顰(しかみ)面が、まだありました。
幅17.3㎝ x 長24.2㎝ x 高10.9㎝。重 964g。江戸時代。
先に紹介した2面よりも素朴な造りで、一回り半大きいです。裏の彫りが荒く、また、非常に重いので、顔に被る面ではなく、奉納面と思われます。
木肌に胡粉を塗った上に、全面、朱に彩色されていたようです。このように、朱塗りの分厚く重い粗削り面は、九州で多く見られます。故玩館には、顰以外にも、同様の面がいくつかあるので、いずれまた紹介します。
つり上がった眼と大きく開いた口など、顰面の特徴をよく備えています。眼や歯に、金泥がわずかに残っています。
鼻が欠けています。一個の木から面を彫り出すのではなく、別の木で作った鼻先をくっつけて、面が出来上がっているのですね。故玩館には、同じように鼻先を失った面が他にもいくつかあります。
もし、鼻先がついていれば、もう少し精悍な貌になっていたかも(^^;
いかにも荒い削りですが、
文字はかなり洗練された彫り。
「上有木村住人 岡?長◯◯作」とあります。
手慣れた文字の彫りからして、全くの素人が彫った面ではないようです。
なお、上有木村は、明治中期まで、福岡県鞍手郡に存在した村(現、若宮市)です。
顎の下部は、水平です。
安定して立っています。こういう状態で並べてある奉納面もあります。
顰(しかみ)面が3枚、というより顰たちが3人揃い踏み。
いずれも個性派揃い。
ただ、今回の品だけは、口元がだらしないので・・・・
前歯を生やしておきました(^.^)
岐阜県関市は刀剣で有名です。同市の春日神社には能面の優品が多数残っています。刀鍛冶の守護神社だったので、室町時代に刀工たちが奉納したのです。神社には能舞台があり、この面を使って能が行われてきました。

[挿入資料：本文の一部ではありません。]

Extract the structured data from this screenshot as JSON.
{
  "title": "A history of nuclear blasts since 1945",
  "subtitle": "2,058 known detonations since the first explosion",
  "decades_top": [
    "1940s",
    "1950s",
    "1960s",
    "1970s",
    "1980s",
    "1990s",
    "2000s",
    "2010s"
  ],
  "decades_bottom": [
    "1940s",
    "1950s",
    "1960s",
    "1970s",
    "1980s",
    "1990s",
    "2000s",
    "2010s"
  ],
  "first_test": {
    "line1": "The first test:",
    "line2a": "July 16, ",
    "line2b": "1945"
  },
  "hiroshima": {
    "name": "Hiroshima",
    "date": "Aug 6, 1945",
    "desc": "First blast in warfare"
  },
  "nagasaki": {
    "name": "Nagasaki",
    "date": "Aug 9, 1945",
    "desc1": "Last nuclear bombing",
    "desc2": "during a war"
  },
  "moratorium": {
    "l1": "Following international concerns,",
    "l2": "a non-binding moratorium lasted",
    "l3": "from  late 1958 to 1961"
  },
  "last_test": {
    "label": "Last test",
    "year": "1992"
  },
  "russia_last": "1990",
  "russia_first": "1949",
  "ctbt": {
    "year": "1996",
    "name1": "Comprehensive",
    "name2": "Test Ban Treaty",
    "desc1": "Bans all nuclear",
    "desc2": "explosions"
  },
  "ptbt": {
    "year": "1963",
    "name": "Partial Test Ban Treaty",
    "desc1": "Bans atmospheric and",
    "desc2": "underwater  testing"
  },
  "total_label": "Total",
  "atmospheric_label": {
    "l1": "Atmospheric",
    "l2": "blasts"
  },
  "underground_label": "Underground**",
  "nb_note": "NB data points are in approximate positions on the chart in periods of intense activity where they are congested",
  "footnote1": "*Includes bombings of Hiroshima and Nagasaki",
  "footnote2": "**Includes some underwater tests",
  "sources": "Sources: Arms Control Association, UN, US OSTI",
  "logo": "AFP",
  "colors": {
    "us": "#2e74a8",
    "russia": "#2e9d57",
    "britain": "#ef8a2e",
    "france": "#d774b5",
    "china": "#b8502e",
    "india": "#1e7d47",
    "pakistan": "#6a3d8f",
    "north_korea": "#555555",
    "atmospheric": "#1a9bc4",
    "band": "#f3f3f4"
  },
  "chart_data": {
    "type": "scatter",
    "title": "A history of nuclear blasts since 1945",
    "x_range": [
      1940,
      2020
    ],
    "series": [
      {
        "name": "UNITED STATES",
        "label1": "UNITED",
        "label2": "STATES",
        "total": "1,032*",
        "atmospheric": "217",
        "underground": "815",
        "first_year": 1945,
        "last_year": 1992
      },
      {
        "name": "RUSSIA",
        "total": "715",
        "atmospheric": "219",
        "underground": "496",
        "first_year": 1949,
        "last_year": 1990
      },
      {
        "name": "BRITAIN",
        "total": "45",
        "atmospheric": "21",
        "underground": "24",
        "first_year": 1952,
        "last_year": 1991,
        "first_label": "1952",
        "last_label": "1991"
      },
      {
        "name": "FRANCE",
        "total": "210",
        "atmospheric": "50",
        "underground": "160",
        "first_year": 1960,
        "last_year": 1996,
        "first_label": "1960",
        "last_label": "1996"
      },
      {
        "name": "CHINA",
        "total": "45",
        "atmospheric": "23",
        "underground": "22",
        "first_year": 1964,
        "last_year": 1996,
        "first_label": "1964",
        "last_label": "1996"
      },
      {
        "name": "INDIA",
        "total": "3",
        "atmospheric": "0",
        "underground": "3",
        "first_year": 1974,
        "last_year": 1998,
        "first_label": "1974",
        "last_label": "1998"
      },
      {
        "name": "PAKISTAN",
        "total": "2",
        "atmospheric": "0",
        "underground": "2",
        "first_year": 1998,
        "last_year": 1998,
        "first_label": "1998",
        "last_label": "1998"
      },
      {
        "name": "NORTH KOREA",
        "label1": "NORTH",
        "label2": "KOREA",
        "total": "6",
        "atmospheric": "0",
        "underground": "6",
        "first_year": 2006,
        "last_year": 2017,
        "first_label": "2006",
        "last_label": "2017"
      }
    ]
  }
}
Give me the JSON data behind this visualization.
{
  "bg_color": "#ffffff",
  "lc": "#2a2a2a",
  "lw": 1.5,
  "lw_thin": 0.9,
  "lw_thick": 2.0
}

前歯の一本が折れていれば、もっと親しみがわいたでしょうが、指関節が堅すぎて断念(^.^)
顰面には、奉納面もあるのですね。
というか、もともとは、奉納用の顰面から能用の顰面が考案されたのでしょうか、、、?
前歯を生やしたら、親しみがわき、随分と人間的になりましたね(笑)。
人間と同じで、面にもそれぞれ個性がありますね。
故玩館には100ほど古面があります。愛嬌はあるがただそれだけの面から、とっつき難いけれどそのうち案外気さくな奴だと思うようになる面までいろいろです。
そのうち、無言で対話している自分に気がつきます(^.^)
重かったらできません。神社や寺に奉納されたお面でしたか。
しかみ面を3つ見せていただきましたが 今日のお面が一番かわいいです。
遅生さまが協力の 入れ歯のせいかもしれません。
一番不気味なお面は 私は↓迷彩柄のお面です。